Dementsprechend sind die Augen in den nächsten zwei Wochen auf Indianapolis gerichtet. Bereits an diesem Sonntag reisen die ersten Spieler an. Mit ihnen natürlich auch die Scouts und Teamverantwortlichen. Am 6. März reisen die letzten Prospects wieder ab. Danach gehen die Scouts noch einmal in die Videoanalyse, bevor sie zu den Pro Days auf dem jeweiligen Campus der Talente aufschlagen. Erst danach setzt sich das Front Office mit allen Spielerbeobachtern zusammen und erstellt ein Big Board. Dieses Ranking wird bis zum NFL Draft Ende April noch regelmäßig überarbeitet und gibt letztendlich dem NFL Team einen roten Faden mit auf den Weg, nachdem sie in Las Vegas draften werden. 

Will Levis / Quarterback, Kentucky

Die Interviews wurden gerade schon kurz erwähnt. In den Vorstellungsgesprächen müssen vor allem Quarterbacks, da sie nach dem Draft zu “Vocal Leadern”, zu echten Führungsspielern heranreifen sollen, besonders glänzen. Will Levis hat die Einladung zum Senior Bowl ausgeschlagen, womit die General Manager ein erstes offizielles Kennenlernen mit dem Quarterback der Kentucky Wildcats verpasst haben. 

In Scouting-Kreisen wird Levis immer wieder für seine besondere Arbeitsmoral und Führungsstärke gelobt. Eben diese katapultiert ihn aktuell in vielen Mock Drafts weit nach vorne. Es ist stellenweise sogar die Rede davon, dass die Penn State ein großes Juwel per Transfer in den Süden ziehen lassen hat. Oder kennen sie einfach nur die Wahrheit?

Zumindest wissen wir eins. Nach dem NFL Combine werden Teams, die ein Interesse an Levis haben, schlauer sein, denn sie haben dann mehr über seinen Charakter und seine Einstellung in Erfahrung gebracht als bisher. Momentan resultiert die Evaluation von Levis vor allem aus den Aussagen seiner letzten Coaches und ein paar inoffiziellen Gesprächen zwischen Tür und Angel auf dem Campus zwischen Scouts und dem Quarterback. Will Levis sollte in den Interviews ab dem 28. Februar dementsprechend glänzen. 

Jalin Hyatt / Wide Receiver, Tennessee

In seiner College-Zeit war Jalin Hyatt dafür bekannt, auf tiefen Routen schwierige Pässe über die Außenschulter zu fangen. Im 40-Yard Dash dürfte der Receiver von den Tennessee Volunteers deshalb genauso stark sein, wie in den Trainingseinheiten, bei denen die Quarterbacks besonders tiefe Pässe auf vertikalen Routen zu ihren Passempfängern werfen sollen. 

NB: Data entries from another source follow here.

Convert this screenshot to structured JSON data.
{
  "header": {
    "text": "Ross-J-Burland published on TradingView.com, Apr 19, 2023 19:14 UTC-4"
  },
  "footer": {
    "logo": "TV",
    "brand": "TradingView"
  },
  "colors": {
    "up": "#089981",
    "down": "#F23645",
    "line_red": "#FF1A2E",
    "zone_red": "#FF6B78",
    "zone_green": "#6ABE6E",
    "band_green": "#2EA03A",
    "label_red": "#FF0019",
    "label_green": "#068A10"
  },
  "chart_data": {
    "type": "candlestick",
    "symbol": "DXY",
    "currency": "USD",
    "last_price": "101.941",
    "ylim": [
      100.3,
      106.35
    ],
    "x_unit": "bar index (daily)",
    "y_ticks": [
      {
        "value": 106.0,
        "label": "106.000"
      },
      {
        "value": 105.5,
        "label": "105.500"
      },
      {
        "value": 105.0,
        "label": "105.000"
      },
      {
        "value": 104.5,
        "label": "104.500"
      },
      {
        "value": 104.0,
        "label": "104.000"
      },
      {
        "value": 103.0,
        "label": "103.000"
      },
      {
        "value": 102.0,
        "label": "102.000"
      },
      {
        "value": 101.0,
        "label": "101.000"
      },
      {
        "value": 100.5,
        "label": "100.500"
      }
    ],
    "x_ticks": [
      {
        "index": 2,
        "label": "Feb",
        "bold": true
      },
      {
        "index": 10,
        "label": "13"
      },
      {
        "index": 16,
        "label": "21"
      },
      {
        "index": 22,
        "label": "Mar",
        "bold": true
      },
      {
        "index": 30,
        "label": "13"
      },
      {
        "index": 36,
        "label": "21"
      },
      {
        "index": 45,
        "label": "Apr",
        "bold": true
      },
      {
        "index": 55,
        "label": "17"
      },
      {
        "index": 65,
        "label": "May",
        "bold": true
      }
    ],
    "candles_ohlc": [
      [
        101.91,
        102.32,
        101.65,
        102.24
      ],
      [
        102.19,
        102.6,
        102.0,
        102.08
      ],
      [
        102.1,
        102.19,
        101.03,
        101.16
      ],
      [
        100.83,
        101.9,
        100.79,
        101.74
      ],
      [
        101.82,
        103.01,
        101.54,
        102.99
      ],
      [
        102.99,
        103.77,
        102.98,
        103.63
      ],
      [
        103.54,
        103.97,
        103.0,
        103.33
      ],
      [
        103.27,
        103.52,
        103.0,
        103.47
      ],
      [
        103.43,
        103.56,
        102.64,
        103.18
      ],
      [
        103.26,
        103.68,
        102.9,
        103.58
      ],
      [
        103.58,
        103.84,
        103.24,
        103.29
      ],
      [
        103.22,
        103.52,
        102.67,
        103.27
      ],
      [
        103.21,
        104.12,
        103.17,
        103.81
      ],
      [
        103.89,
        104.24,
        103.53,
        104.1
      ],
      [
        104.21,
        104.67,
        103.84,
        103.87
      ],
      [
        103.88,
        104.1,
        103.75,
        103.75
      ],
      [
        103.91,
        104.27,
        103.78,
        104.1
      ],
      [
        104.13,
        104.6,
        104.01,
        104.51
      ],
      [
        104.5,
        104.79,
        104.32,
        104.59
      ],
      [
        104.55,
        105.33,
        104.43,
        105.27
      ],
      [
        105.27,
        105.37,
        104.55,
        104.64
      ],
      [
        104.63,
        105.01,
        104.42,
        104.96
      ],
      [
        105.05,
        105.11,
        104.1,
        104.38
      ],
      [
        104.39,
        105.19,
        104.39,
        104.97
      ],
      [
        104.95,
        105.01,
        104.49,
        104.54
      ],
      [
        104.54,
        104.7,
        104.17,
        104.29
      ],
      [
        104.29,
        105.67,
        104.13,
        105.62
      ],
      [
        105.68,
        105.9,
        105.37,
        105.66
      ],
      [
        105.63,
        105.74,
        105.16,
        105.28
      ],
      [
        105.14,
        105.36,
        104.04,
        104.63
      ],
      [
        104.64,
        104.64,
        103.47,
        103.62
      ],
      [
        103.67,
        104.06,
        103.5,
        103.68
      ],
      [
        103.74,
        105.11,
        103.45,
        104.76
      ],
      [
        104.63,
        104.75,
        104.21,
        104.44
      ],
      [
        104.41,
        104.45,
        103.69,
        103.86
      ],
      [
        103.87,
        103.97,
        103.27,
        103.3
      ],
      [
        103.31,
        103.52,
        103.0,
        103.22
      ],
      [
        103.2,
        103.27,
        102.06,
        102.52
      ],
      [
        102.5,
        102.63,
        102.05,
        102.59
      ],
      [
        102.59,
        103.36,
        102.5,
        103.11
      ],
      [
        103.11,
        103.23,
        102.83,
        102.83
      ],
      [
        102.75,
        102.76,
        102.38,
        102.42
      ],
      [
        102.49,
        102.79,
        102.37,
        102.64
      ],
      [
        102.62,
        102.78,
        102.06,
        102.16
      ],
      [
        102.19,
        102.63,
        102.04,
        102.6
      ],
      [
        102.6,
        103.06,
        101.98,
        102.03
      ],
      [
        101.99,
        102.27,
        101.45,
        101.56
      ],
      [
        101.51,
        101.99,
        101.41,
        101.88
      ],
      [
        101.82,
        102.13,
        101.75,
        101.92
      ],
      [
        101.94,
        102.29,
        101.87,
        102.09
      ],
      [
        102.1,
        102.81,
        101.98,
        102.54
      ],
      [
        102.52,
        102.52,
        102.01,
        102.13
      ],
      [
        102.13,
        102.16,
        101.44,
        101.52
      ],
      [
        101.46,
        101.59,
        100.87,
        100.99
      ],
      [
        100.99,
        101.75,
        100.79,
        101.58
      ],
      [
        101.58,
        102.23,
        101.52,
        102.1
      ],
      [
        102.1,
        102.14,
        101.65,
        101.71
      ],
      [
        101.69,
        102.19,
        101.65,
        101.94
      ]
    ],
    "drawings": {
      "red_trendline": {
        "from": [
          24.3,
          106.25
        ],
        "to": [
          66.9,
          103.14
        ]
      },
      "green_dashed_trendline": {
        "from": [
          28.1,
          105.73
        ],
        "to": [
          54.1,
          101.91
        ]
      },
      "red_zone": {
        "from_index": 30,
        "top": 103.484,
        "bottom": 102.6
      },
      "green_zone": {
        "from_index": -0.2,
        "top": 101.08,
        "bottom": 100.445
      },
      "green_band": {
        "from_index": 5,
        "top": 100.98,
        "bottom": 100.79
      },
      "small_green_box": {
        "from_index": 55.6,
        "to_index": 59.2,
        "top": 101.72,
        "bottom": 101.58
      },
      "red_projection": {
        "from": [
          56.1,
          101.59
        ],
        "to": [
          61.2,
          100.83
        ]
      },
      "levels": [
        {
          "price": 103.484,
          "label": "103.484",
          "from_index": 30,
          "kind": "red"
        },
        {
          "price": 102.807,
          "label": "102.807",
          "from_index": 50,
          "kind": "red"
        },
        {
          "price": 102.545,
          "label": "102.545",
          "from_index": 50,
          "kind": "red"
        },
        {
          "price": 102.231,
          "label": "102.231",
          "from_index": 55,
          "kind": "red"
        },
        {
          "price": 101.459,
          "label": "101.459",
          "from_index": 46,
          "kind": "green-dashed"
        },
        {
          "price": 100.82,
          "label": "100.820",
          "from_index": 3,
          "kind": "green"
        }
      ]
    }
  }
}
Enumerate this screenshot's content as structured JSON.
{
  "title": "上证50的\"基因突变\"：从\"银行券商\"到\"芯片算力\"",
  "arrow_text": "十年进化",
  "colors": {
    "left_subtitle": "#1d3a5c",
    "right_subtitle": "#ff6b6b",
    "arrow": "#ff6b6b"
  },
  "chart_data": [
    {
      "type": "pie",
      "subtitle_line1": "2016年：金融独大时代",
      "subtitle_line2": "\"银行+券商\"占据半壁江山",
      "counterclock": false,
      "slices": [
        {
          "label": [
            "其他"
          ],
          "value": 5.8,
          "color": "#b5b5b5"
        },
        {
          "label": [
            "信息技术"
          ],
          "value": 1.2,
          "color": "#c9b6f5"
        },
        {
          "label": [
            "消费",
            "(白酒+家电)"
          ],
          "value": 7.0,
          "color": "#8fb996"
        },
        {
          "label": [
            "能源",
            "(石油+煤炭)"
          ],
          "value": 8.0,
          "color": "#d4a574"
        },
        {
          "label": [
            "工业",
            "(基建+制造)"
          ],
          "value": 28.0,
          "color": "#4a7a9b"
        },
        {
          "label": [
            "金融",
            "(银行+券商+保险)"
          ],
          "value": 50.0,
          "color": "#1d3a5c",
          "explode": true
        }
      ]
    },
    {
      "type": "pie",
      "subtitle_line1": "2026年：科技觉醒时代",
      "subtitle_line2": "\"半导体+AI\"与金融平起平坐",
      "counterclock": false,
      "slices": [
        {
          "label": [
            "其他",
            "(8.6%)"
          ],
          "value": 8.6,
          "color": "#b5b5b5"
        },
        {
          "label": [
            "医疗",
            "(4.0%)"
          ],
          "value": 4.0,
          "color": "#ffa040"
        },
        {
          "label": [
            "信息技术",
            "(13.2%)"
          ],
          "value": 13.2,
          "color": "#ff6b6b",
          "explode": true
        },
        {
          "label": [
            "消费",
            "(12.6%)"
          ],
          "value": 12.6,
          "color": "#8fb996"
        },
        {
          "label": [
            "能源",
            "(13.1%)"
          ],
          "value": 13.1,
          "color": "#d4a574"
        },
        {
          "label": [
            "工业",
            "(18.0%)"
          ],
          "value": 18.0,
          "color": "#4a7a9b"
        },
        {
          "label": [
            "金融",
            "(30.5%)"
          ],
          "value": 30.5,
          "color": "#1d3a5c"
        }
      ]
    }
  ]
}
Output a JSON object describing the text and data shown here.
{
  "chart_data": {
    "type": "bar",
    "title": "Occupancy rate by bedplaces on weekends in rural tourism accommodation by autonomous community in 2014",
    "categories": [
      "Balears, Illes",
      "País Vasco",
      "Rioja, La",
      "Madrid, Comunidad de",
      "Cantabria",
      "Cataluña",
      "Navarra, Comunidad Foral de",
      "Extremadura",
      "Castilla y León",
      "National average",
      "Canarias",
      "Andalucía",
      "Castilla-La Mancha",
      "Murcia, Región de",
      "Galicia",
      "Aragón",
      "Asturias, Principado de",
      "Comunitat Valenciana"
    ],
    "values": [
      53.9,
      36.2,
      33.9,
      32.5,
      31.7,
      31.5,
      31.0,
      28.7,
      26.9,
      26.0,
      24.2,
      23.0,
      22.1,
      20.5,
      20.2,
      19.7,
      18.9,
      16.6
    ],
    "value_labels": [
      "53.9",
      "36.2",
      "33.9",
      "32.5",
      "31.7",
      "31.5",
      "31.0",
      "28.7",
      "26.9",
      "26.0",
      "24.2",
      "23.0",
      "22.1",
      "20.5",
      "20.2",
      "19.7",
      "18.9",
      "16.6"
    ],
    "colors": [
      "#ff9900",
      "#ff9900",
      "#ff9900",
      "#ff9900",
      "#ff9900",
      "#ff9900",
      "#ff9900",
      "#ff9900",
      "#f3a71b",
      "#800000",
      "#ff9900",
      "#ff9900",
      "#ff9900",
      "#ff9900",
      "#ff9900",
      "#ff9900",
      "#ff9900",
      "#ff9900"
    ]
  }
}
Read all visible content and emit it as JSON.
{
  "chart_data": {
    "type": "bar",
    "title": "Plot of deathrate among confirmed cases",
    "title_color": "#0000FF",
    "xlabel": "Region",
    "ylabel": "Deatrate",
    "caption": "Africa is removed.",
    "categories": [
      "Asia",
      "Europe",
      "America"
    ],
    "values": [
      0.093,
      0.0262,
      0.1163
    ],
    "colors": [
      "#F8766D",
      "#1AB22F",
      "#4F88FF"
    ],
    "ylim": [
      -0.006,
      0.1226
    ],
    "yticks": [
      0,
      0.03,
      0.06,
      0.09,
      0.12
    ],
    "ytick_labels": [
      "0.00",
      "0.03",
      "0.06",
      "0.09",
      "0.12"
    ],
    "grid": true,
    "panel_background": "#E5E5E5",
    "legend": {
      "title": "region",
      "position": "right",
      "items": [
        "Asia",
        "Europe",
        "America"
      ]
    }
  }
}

Hier sollten sich Beobachter nicht blenden lassen. Denn für Hyatt geht es vor allem in Agility-Drills, wie dem 3-Cone-Drill, sowie bei horizontalen Routen in den Einheiten darum, Kritiker davon zu überzeugen, dass er mehr als ein Deep Threat sein kann, welches bisher kaum beweisen konnte, dass es gegen Press Coverage eine Lösung findet. Vor allem seine Beweglichkeit wäre hier wichtig. 

Tank Dell / Wide Receiver, Houston

Nathaniel “Tank” Dell gehört zu den Gewinnern des Senior Bowls und wird seine besonderen Momente exakt da haben müssen, wo wir bei Hyatt ohnehin erwarten, dass er glänzen wird. Wie ist es um seinen Top Speed bestellt? Was ist sein Potential am Catch Point und wie athletisch zeigt sich der gerade einmal 1,73 Meter große Receiver von den Houston Texans beim NFL Combine? Beim 40 Yard Dash, dem Vertical (Hochsprung) und vor allem dem Broad Jump (Standweitsprung) werden Scouts genau hinsehen. 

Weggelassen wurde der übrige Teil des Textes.